GRAND RAPIDS — Two previously announced mixed-use projects from 616 Development LLC appear to be moving forward, albeit with significant changes.

The City of Grand Rapids’ Fiscal Committee and the City Commission earlier this week approved the firm’s two requests for payments in lieu of taxes (PILOTs) for stalled projects in the city’s East Hills and Creston neighborhoods.

The developer announced the project at 759 Wealthy St. SE in the so-called Kregel Building in the East Hills neighborhood last August. It first detailed plans for the Creston development in October 2014, as MiBiz first reported.

The two projects appear poised to move forward, but now with the inclusion of mixed-income housing components, as well as senior housing for the Creston project at 1359 Plainfield Ave. NE., according to documents filed with the city.

The projects mark a shift out of market-rate housing for 616 Development, a move that founder and CEO Derek Coppess said he’s long sought to make.  

“That’s my obsession right now is figuring out this workforce housing,” Coppess said, referring to a housing type geared for people who make too much to qualify for low-income housing, but not enough for most new market-rate units. “The city obviously, has made that a big priority … figuring out this missing middle, this workforce gap.”

Mt. Pleasant-based W.S. Development Corp. will serve as the developer for the two projects, working in conjunction with 616 Development and PHRC LLC. Both projects will be owned through limited partnerships, according to the documents.

For its Wealthy Street redevelopment, the developers plan 63 total units with 37 of them being reserved for people earning 60 percent of the Area Median Income (AMI). The building will offer 12,445 square feet of ground-floor commercial space.

The developer expects the Wealthy Street project to cost $10.9 million, with about $4.6 million coming from Low Income Housing Tax Credits (LIHTC).
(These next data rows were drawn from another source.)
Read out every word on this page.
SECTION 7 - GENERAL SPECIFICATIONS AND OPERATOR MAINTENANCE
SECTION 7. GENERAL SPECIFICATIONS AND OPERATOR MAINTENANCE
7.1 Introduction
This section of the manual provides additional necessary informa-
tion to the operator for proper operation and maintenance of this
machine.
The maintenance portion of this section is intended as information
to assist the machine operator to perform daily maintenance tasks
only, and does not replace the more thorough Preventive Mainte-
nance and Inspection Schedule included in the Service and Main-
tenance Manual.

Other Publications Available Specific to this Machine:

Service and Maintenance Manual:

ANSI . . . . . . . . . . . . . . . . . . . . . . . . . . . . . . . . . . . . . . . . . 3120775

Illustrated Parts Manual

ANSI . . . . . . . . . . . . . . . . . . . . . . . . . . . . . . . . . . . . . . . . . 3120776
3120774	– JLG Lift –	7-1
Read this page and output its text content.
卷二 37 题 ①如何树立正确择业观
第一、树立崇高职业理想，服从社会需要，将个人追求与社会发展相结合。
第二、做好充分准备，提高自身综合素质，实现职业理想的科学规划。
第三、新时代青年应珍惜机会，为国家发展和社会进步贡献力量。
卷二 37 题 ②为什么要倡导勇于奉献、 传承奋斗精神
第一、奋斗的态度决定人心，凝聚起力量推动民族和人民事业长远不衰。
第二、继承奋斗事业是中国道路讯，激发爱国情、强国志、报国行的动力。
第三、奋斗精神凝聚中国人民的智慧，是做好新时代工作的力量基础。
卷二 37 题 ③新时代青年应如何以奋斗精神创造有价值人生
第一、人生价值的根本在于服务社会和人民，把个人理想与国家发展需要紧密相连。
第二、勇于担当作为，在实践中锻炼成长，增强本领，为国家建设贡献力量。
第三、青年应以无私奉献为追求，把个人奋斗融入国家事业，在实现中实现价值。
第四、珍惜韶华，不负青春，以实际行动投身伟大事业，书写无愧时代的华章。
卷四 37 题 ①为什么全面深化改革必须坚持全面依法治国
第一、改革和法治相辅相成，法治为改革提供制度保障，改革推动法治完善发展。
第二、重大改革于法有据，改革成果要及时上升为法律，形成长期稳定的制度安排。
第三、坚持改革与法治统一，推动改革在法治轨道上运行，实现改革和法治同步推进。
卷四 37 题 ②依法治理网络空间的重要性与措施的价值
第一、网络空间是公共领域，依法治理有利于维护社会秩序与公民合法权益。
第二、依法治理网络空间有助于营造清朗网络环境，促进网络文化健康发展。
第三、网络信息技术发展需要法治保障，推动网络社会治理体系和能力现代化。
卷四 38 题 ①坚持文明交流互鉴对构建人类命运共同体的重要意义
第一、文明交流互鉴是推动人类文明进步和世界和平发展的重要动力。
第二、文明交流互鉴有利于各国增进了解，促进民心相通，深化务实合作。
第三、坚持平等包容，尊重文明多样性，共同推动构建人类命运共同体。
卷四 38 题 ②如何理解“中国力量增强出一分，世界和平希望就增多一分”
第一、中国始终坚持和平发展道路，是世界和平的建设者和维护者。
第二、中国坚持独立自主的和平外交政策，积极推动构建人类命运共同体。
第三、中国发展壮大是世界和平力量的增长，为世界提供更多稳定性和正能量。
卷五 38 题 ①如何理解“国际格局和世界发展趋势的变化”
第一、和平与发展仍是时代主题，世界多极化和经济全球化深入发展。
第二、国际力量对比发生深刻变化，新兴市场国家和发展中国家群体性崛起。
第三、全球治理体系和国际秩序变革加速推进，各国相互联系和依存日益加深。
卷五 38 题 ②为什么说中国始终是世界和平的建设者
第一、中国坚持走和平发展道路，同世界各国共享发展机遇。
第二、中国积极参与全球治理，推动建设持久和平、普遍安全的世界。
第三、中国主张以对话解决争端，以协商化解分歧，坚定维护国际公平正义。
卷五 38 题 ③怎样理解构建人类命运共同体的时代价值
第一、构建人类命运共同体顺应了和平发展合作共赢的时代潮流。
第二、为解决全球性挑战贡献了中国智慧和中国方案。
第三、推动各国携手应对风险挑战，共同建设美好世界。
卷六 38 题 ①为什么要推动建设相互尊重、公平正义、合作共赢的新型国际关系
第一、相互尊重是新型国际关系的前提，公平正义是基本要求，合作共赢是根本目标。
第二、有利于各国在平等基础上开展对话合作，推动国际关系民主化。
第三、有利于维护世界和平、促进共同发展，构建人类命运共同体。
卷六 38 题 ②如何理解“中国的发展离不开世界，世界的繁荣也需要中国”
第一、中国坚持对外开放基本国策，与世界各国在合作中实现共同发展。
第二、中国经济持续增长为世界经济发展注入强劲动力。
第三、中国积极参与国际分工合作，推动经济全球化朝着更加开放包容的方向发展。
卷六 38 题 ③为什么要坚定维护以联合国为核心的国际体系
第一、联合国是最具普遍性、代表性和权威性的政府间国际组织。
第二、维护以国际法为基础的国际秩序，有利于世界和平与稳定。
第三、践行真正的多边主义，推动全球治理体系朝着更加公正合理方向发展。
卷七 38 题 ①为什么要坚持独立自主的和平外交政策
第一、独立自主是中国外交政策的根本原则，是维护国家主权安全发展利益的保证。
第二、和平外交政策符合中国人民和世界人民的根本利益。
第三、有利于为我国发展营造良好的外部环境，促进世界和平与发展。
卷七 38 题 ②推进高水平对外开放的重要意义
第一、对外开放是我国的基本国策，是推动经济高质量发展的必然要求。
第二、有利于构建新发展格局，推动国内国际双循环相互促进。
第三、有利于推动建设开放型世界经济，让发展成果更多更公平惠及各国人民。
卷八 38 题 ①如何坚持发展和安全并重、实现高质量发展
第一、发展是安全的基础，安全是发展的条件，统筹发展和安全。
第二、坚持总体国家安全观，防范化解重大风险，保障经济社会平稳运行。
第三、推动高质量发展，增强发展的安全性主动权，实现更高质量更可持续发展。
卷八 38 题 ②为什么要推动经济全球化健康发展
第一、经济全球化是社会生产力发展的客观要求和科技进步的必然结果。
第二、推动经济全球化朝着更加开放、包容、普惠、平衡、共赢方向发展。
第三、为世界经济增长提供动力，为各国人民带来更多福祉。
For the $13.9 million Plainfield Avenue project, the developer plans 85 total units, with 51 restricted to seniors earning 60 percent of the AMI. The four-story, new-construction building will also contain 16,600 square feet of ground-floor commercial space.
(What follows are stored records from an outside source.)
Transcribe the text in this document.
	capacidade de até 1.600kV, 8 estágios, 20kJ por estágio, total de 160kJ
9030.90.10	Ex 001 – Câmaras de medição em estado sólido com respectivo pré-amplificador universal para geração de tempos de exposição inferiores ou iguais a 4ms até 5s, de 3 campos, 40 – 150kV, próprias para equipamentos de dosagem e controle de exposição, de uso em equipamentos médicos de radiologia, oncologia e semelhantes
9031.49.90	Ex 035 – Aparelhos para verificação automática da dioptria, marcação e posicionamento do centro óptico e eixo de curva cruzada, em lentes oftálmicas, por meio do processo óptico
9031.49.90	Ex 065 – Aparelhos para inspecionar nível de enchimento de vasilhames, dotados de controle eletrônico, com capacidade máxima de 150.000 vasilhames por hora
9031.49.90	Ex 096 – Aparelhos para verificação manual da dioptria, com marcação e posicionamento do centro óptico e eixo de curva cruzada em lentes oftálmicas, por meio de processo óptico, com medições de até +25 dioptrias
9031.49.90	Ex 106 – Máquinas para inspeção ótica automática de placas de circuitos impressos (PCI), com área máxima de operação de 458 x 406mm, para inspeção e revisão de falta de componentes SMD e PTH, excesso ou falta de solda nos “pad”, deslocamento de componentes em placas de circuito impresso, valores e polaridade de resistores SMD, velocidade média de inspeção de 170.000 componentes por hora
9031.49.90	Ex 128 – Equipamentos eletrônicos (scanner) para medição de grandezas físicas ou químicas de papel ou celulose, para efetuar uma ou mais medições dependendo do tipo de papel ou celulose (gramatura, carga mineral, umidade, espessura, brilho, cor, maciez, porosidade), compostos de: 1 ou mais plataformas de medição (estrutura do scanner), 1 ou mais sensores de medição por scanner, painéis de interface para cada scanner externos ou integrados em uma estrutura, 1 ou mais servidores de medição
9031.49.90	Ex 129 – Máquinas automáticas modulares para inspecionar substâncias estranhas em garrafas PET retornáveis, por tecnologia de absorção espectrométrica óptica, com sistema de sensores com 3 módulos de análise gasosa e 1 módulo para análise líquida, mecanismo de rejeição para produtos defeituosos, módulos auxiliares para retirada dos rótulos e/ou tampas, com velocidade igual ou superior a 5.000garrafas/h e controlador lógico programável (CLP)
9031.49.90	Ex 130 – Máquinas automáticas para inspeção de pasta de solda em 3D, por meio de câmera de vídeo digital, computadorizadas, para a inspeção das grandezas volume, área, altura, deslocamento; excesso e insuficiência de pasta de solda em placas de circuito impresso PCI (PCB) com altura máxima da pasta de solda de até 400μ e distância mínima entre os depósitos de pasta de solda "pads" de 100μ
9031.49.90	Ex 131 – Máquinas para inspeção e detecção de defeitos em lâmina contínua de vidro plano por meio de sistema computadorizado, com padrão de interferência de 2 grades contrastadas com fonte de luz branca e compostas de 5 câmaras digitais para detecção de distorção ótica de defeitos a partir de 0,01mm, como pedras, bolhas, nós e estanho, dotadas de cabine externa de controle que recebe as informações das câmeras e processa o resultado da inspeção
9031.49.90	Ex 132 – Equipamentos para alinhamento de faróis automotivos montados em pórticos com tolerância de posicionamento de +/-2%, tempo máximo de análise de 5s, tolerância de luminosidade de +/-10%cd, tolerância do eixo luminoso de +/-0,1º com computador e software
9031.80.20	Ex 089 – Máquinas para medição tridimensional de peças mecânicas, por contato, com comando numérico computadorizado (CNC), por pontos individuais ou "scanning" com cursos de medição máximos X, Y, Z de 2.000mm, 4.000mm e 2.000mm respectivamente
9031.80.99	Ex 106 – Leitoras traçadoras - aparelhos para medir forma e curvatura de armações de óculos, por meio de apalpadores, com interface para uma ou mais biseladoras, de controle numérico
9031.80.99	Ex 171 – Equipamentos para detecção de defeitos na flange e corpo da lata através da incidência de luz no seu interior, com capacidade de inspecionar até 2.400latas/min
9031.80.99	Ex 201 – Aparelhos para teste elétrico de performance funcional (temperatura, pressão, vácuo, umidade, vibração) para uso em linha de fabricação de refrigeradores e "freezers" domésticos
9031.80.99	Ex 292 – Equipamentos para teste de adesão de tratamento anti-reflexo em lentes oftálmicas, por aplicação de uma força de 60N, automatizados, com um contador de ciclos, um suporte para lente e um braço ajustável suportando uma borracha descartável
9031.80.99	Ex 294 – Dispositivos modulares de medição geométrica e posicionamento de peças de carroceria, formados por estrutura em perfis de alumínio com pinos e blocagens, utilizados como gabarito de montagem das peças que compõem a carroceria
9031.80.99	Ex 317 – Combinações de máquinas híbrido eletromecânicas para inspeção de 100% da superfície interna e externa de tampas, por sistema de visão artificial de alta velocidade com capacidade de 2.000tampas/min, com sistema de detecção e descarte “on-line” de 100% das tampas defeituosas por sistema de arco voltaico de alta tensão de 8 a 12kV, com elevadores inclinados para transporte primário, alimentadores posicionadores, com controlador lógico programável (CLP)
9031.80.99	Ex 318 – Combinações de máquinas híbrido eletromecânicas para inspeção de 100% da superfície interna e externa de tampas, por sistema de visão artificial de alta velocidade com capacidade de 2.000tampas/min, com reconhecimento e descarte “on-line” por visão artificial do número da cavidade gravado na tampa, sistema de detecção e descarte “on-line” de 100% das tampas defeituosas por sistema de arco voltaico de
Coppess said the partnership plans to apply in October for the next round of the competitive LIHTC, adding that the two projects have scored well based on criteria set by the Michigan State Housing Development Authority (MSHDA), the state agency that administers the federal tax credits.

Another proposed 616 Development project — planned for the southeast corner of Plainfield Avenue and Quimby Street, also in the Creston neighborhood — will remain focused on market-rate apartments, Coppess said, noting further details on that site would be made available in the coming weeks.

The movement on the Creston and East Hills projects comes just months after 616 Development went through a significant reorganization that resulted in it scaling back its staff and forging a partnership with Mt. Pleasant-based real estate management firm KMG Prestige Inc., as MiBiz first reported in June.

KMG Prestige has been helping 616 to ramp up its back-office support and will provide property management services for 616 Lofts projects.

The partnership has allowed Coppess to be “back in the driver’s seat” and primarily focus on his preferred development work.

“It’s fun getting back to the creative side of the business,” he said.